Why the measurable improvement in the use of energy in buildings remains elusive

Author: Kerry Mashford 09/08/2013

Why does the UK building industry find it difficult to achieve the improvements in energy use suggested by the energy performance trajectories in successive iterations of Part L of the Building Regulations?

Improvements in energy use "scandalous"

Some people have described our performance in this area as "scandalous" and our ability to build low-energy buildings with low running costs is poor compared with some of our European neighbours. One critical issue is that there has been almost no attempt to close the loop from practice back into design. So, as regulations have become tighter, the difference between delivered and theoretical performance has tended to grow, largely because many of the factors affecting delivered performance have become more significant.  The result is that, whilst theoretical energy performance of buildings has improved with successive revisions of the regulations, delivered energy performance has not kept pace.

Until very recently, almost no-one either knew about this problem or cared about it. Even fewer had any inkling of what to do to improve energy performance, other than the obvious action of turning appliances and devices either off or down. At best, some in the industry allocated limited resources to encourage cost-effective practices.

Energy improvement business case

The important first-step questions we need to ask ourselves are: What’s the business case for improving energy use? How much improvement in energy use (particularly savings) can be achieved for what cost?

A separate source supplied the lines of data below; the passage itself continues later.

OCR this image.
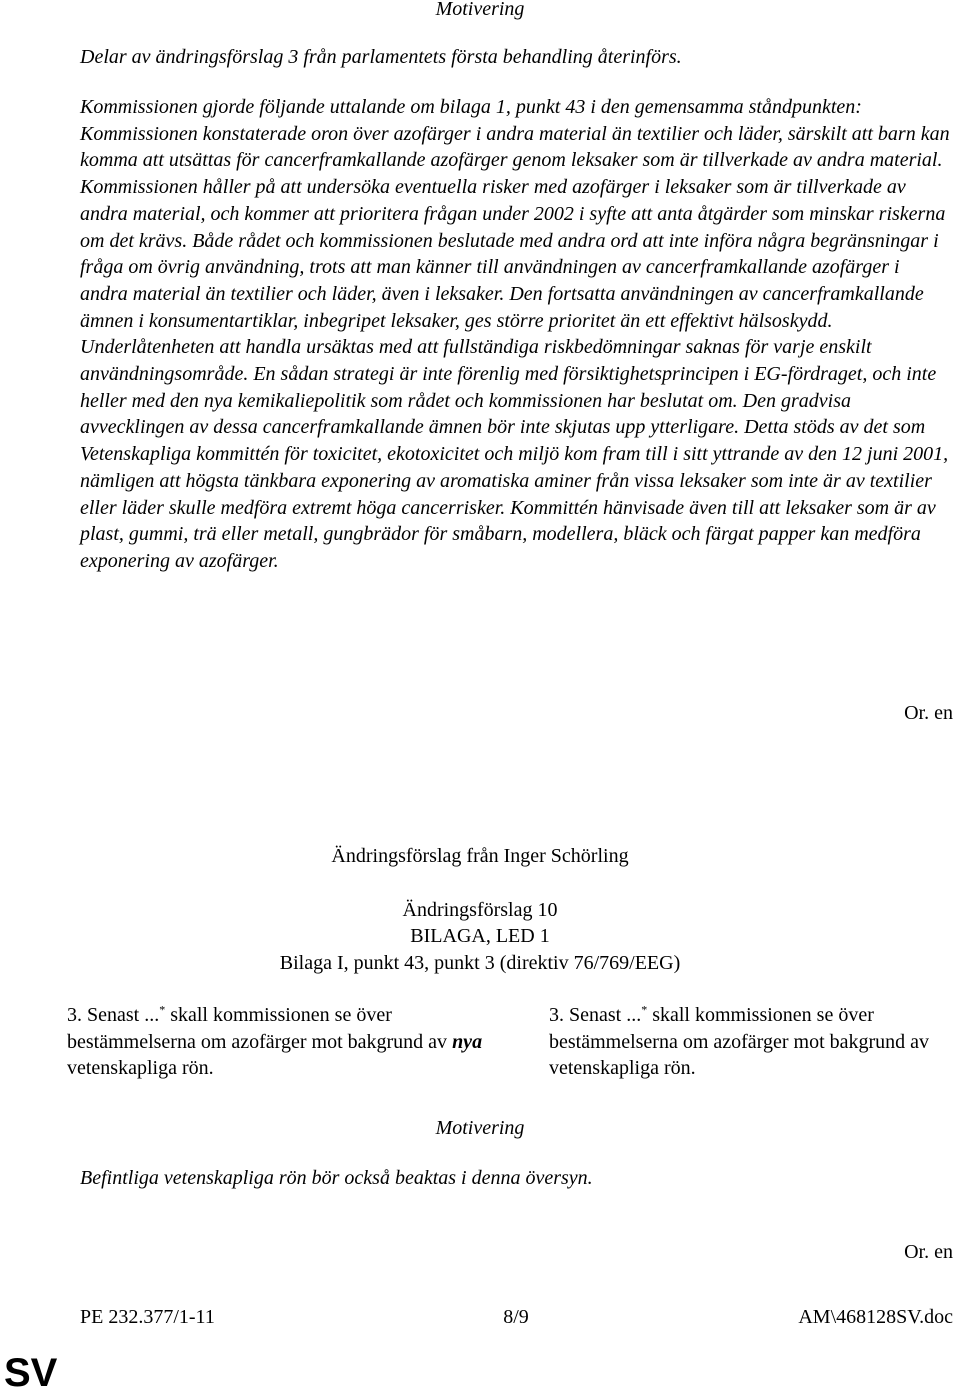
Motivering
Delar av ändringsförslag 3 från parlamentets första behandling återinförs.
Kommissionen gjorde följande uttalande om bilaga 1, punkt 43 i den gemensamma ståndpunkten: Kommissionen konstaterade oron över azofärger i andra material än textilier och läder, särskilt att barn kan komma att utsättas för cancerframkallande azofärger genom leksaker som är tillverkade av andra material. Kommissionen håller på att undersöka eventuella risker med azofärger i leksaker som är tillverkade av andra material, och kommer att prioritera frågan under 2002 i syfte att anta åtgärder som minskar riskerna om det krävs. Både rådet och kommissionen beslutade med andra ord att inte införa några begränsningar i fråga om övrig användning, trots att man känner till användningen av cancerframkallande azofärger i andra material än textilier och läder, även i leksaker. Den fortsatta användningen av cancerframkallande ämnen i konsumentartiklar, inbegripet leksaker, ges större prioritet än ett effektivt hälsoskydd. Underlåtenheten att handla ursäktas med att fullständiga riskbedömningar saknas för varje enskilt användningsområde. En sådan strategi är inte förenlig med försiktighetsprincipen i EG-fördraget, och inte heller med den nya kemikaliepolitik som rådet och kommissionen har beslutat om. Den gradvisa avvecklingen av dessa cancerframkallande ämnen bör inte skjutas upp ytterligare. Detta stöds av det som Vetenskapliga kommittén för toxicitet, ekotoxicitet och miljö kom fram till i sitt yttrande av den 12 juni 2001, nämligen att högsta tänkbara exponering av aromatiska aminer från vissa leksaker som inte är av textilier eller läder skulle medföra extremt höga cancerrisker. Kommittén hänvisade även till att leksaker som är av plast, gummi, trä eller metall, gungbrädor för småbarn, modellera, bläck och färgat papper kan medföra exponering av azofärger.
Or. en
Ändringsförslag från Inger Schörling
Ändringsförslag 10
BILAGA, LED 1
Bilaga I, punkt 43, punkt 3 (direktiv 76/769/EEG)
3. Senast ...* skall kommissionen se över bestämmelserna om azofärger mot bakgrund av nya vetenskapliga rön.
3. Senast ...* skall kommissionen se över bestämmelserna om azofärger mot bakgrund av vetenskapliga rön.
Motivering
Befintliga vetenskapliga rön bör också beaktas i denna översyn.
Or. en
PE 232.377/1-11	8/9	AM\468128SV.doc
SV
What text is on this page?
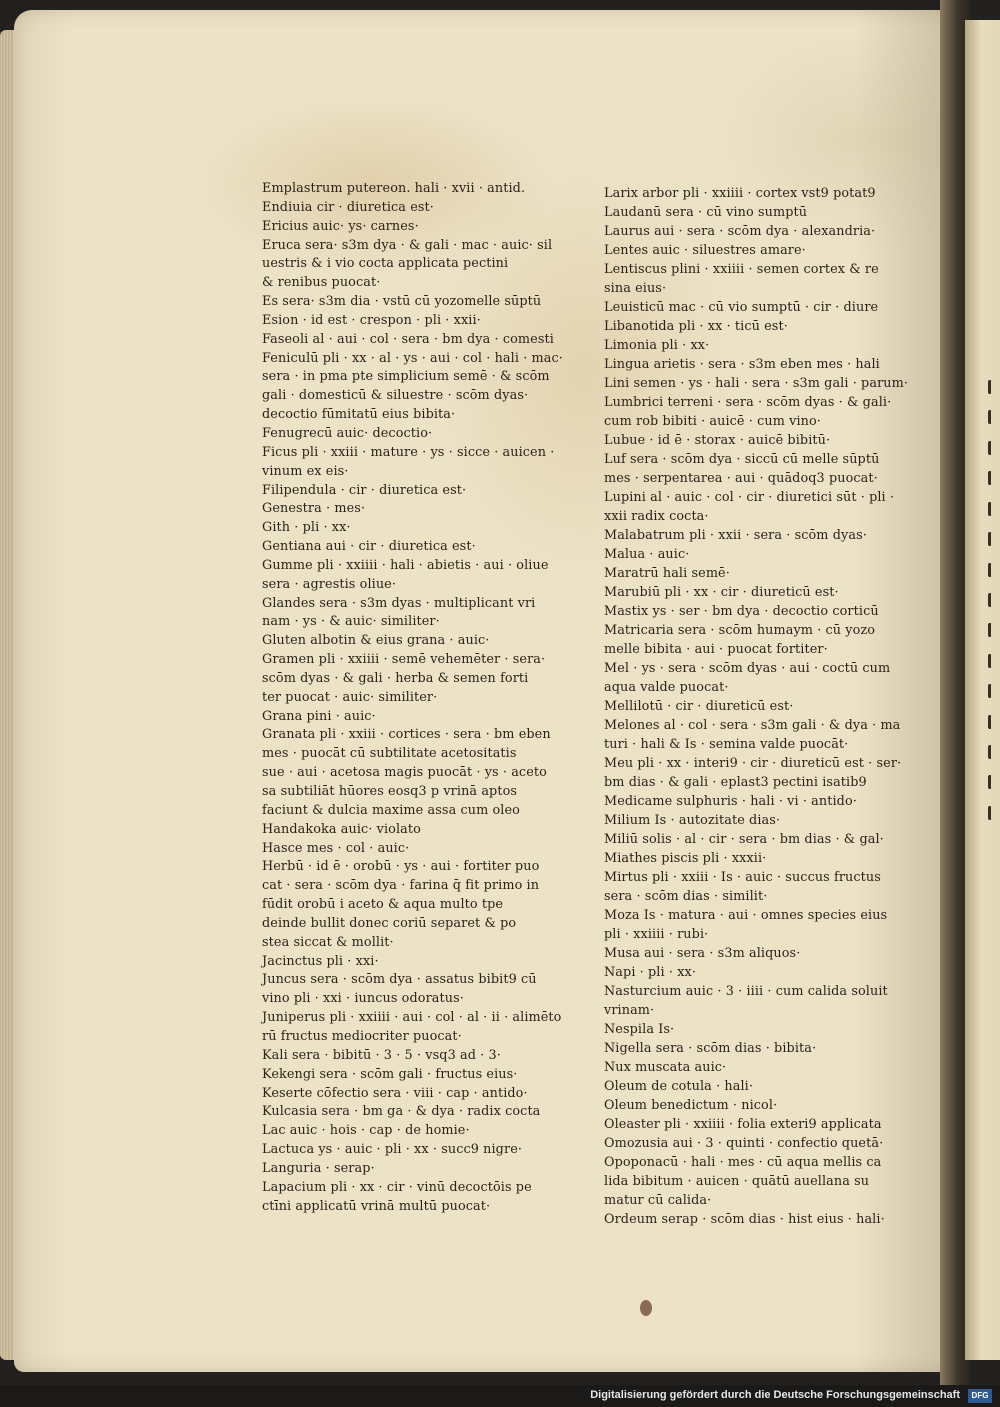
Emplastrum putereon. hali · xvii · antid.
Endiuia cir · diuretica est·
Ericius auic· ys· carnes·
Eruca sera· s3m dya · & gali · mac · auic· sil
uestris & i vio cocta applicata pectini
& renibus puocat·
Es sera· s3m dia · vstū cū yozomelle sūptū
Esion · id est · crespon · pli · xxii·
Faseoli al · aui · col · sera · bm dya · comesti
Feniculū pli · xx · al · ys · aui · col · hali · mac·
sera · in pma pte simplicium semē · & scōm
gali · domesticū & siluestre · scōm dyas·
decoctio fūmitatū eius bibita·
Fenugrecū auic· decoctio·
Ficus pli · xxiii · mature · ys · sicce · auicen ·
vinum ex eis·
Filipendula · cir · diuretica est·
Genestra · mes·
Gith · pli · xx·
Gentiana aui · cir · diuretica est·
Gumme pli · xxiiii · hali · abietis · aui · oliue
sera · agrestis oliue·
Glandes sera · s3m dyas · multiplicant vri
nam · ys · & auic· similiter·
Gluten albotin & eius grana · auic·
Gramen pli · xxiiii · semē vehemēter · sera·
scōm dyas · & gali · herba & semen forti
ter puocat · auic· similiter·
Grana pini · auic·
Granata pli · xxiii · cortices · sera · bm eben
mes · puocāt cū subtilitate acetositatis
sue · aui · acetosa magis puocāt · ys · aceto
sa subtiliāt hūores eosq3 p vrinā aptos
faciunt & dulcia maxime assa cum oleo
Handakoka auic· violato
Hasce mes · col · auic·
Herbū · id ē · orobū · ys · aui · fortiter puo
cat · sera · scōm dya · farina q̄ fit primo in
fūdit orobū i aceto & aqua multo tpe
deinde bullit donec coriū separet & po
stea siccat & mollit·
Jacinctus pli · xxi·
Juncus sera · scōm dya · assatus bibit9 cū
vino pli · xxi · iuncus odoratus·
Juniperus pli · xxiiii · aui · col · al · ii · alimēto
rū fructus mediocriter puocat·
Kali sera · bibitū · 3 · 5 · vsq3 ad · 3·
Kekengi sera · scōm gali · fructus eius·
Keserte cōfectio sera · viii · cap · antido·
Kulcasia sera · bm ga · & dya · radix cocta
Lac auic · hois · cap · de homie·
Lactuca ys · auic · pli · xx · succ9 nigre·
Languria · serap·
Lapacium pli · xx · cir · vinū decoctōis pe
ctīni applicatū vrinā multū puocat·
Larix arbor pli · xxiiii · cortex vst9 potat9
Laudanū sera · cū vino sumptū
Laurus aui · sera · scōm dya · alexandria·
Lentes auic · siluestres amare·
Lentiscus plini · xxiiii · semen cortex & re
sina eius·
Leuisticū mac · cū vio sumptū · cir · diure
Libanotida pli · xx · ticū est·
Limonia pli · xx·
Lingua arietis · sera · s3m eben mes · hali
Lini semen · ys · hali · sera · s3m gali · parum·
Lumbrici terreni · sera · scōm dyas · & gali·
cum rob bibiti · auicē · cum vino·
Lubue · id ē · storax · auicē bibitū·
Luf sera · scōm dya · siccū cū melle sūptū
mes · serpentarea · aui · quādoq3 puocat·
Lupini al · auic · col · cir · diuretici sūt · pli ·
xxii radix cocta·
Malabatrum pli · xxii · sera · scōm dyas·
Malua · auic·
Maratrū hali semē·
Marubiū pli · xx · cir · diureticū est·
Mastix ys · ser · bm dya · decoctio corticū
Matricaria sera · scōm humaym · cū yozo
melle bibita · aui · puocat fortiter·
Mel · ys · sera · scōm dyas · aui · coctū cum
aqua valde puocat·
Mellilotū · cir · diureticū est·
Melones al · col · sera · s3m gali · & dya · ma
turi · hali & Is · semina valde puocāt·
Meu pli · xx · interi9 · cir · diureticū est · ser·
bm dias · & gali · eplast3 pectini isatib9
Medicame sulphuris · hali · vi · antido·
Milium Is · autozitate dias·
Miliū solis · al · cir · sera · bm dias · & gal·
Miathes piscis pli · xxxii·
Mirtus pli · xxiii · Is · auic · succus fructus
sera · scōm dias · similit·
Moza Is · matura · aui · omnes species eius
pli · xxiiii · rubi·
Musa aui · sera · s3m aliquos·
Napi · pli · xx·
Nasturcium auic · 3 · iiii · cum calida soluit
vrinam·
Nespila Is·
Nigella sera · scōm dias · bibita·
Nux muscata auic·
Oleum de cotula · hali·
Oleum benedictum · nicol·
Oleaster pli · xxiiii · folia exteri9 applicata
Omozusia aui · 3 · quinti · confectio quetā·
Opoponacū · hali · mes · cū aqua mellis ca
lida bibitum · auicen · quātū auellana su
matur cū calida·
Ordeum serap · scōm dias · hist eius · hali·
Digitalisierung gefördert durch die Deutsche Forschungsgemeinschaft	DFG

In order to achieve a measurable improvement in energy use in buildings, we need to start by measuring the energy being used. Obvious, I hear you say and yes, it is. Surely a simple matter, I also hear you say, but unfortunately not! The mandating of sub-metering in non-domestic buildings as a result of the 2010 Building Regulations and the on-going roll-out of smart meters in the residential sector will revolutionise the measurement and monitoring of electrical energy use. These will not only make data collection easier but also possible over shorter time periods - for example, half-hourly in the case of newer non-domestic buildings. But, be warned, good metering architecture and sub-meter reconciliation are fundamental to the collection of useful data.

Assessing, measuring and monitoring energy use

CIBSE tools such as TM22 and DomEARM provide a framework for assessing expected energy use, taking into account the operational practicalities of a building and its unregulated uses. This can then be compared with the actual energy used in order to understand where it is higher than expected, and where to focus effort to improve it. Comparing results with benchmark data also has the advantage of providing a broader perspective of what’s ‘usual’ and ‘best practice’ in buildings of a similar type, size, use, etc.

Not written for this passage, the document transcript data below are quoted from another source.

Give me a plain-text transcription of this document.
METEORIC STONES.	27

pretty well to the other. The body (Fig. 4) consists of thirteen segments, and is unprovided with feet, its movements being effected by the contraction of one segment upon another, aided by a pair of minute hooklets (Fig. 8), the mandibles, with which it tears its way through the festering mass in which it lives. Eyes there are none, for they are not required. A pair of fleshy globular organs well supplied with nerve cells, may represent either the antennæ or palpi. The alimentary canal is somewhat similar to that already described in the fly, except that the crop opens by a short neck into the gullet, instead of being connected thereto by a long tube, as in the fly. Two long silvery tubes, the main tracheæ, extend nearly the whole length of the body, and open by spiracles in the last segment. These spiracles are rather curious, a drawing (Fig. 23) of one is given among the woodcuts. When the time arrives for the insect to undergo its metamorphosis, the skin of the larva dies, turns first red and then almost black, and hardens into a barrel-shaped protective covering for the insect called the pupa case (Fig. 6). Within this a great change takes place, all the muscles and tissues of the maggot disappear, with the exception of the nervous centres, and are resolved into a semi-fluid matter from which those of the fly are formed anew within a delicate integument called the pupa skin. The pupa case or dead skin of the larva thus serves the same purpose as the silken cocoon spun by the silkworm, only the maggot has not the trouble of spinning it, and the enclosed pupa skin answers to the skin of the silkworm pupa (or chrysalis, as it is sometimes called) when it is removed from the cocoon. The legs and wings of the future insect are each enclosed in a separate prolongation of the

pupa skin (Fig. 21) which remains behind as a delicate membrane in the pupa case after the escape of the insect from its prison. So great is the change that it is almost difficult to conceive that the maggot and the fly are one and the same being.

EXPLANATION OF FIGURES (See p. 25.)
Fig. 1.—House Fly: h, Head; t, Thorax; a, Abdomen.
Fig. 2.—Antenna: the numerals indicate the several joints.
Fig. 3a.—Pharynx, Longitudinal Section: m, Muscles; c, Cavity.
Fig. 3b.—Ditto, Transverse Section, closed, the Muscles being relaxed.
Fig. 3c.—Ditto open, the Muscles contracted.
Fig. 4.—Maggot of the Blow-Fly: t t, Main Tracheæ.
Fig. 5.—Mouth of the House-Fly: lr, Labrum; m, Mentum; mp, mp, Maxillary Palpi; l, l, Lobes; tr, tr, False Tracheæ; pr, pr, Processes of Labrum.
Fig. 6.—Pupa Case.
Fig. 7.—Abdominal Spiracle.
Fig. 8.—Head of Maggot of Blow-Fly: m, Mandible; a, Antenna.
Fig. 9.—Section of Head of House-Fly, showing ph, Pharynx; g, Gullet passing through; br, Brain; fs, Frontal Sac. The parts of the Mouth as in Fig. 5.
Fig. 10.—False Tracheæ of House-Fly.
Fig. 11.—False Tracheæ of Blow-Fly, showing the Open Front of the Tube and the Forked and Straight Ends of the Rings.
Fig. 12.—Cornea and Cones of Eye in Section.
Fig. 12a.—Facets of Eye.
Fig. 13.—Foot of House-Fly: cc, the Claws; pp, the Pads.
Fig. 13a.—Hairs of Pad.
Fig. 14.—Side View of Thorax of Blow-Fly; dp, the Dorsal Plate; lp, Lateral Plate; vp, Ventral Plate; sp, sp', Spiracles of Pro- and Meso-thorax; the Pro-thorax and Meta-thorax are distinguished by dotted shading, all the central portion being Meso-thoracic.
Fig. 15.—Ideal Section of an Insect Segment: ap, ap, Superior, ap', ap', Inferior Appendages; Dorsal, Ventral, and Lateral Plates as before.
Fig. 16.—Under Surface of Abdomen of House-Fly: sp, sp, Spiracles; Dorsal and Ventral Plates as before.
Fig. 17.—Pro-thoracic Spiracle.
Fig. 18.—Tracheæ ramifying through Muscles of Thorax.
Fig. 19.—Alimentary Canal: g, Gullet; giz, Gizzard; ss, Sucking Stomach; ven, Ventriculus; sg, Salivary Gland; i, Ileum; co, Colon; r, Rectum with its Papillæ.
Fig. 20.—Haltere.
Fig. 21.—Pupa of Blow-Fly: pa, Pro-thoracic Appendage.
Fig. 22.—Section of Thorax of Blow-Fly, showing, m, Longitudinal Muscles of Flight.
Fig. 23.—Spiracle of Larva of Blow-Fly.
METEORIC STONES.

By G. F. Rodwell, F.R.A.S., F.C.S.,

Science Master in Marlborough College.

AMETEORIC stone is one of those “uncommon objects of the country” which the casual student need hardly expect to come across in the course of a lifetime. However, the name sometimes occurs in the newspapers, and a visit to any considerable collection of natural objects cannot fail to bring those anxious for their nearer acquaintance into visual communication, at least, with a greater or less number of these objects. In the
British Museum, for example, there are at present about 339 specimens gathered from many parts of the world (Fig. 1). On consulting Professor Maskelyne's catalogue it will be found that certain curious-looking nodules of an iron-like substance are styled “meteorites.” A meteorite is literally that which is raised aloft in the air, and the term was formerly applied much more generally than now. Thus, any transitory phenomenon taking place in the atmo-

Knowing where unexpected energy use is occurring leads to the next question: Why is energy use higher than expected? There are several structured approaches you can take to track down the root cause of variances in energy performance, and all are likely to call for more forensic investigations – for example, into fabric performance, air tightness, M&E system operation, occupant practices, etc.  In the case of new-builds, fabric and system test results from completion and hand-over should already be available and can be used to help track down the root causes of unexpectedly high energy use.

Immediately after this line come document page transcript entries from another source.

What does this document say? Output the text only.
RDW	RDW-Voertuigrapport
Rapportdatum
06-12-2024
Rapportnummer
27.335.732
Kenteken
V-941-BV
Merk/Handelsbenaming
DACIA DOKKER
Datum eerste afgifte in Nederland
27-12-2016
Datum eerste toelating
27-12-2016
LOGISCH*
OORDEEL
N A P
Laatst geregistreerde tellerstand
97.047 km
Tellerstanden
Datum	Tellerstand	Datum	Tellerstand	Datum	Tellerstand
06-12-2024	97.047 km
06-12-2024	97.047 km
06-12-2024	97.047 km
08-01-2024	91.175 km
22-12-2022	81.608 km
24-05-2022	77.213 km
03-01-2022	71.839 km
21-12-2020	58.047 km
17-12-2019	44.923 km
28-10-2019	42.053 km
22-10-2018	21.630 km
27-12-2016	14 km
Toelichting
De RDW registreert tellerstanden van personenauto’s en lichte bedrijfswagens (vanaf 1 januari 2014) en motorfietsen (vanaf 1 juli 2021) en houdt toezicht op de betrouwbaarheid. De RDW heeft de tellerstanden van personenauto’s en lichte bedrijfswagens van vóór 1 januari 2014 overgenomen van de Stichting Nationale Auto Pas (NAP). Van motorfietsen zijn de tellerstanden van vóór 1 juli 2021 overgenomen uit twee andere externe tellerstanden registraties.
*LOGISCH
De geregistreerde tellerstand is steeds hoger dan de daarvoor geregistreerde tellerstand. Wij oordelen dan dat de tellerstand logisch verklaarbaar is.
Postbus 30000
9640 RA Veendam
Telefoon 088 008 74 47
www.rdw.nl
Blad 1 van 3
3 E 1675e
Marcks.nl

In the case of an individual building, the approach involving measuring, comparing (with both the expected and the benchmarks) and root cause analysis can lead to establishing the size of energy improvement opportunities and an estimation of the cost of achieving them. Cost-effective improvements can then be prioritised. Continuous measurement or monitoring after the initial intervention helps maintain any positive impact and raises the alarm if energy use changes significantly – for example, because of a change in occupant behaviour or the degradation of equipment performance, etc.

All this may seem a lot of effort, but once it’s set up it’s no more onerous than any other continuous improvement programme. Even taking a very conservative figure, such an approach can reduce operational energy consumption in non-domestic buildings by between 25% and 30% - a prize well worth the effort for most building occupants.

Feeding back into design and delivery

Now we face the challenge of taking all this experience and practical understanding of building performance and feeding it back into the building design and delivery process. Currently, this is very, very poorly addressed and, as a result, most buildings are designed and then delivered in a ‘theory bubble’ – insulated from practice more effectively than the insulation installed in the buildings themselves!

Recently, some design practices have started to revisit past projects to undertake post-occupancy evaluations. However, energy use is only one element of this evaluation with the primary foci being architectural and occupant friendliness – both of which do impact on energy performance but only in a secondary way. However, with only a small number of design practices taking this brave step, it’s only a tiny drop in a very large ocean!

Open-source knowledge pool

The sector needs to establish an open-source knowledge pool of building energy pitfalls and best practices, continually updated from post-delivery measurement and monitoring. Such a resource would be invaluable for those involved in the design and delivery of buildings, closing the loop from practice into design. As a result, there’d be no excuse for NOT delivering a measurable improvement in the use of energy in successive buildings.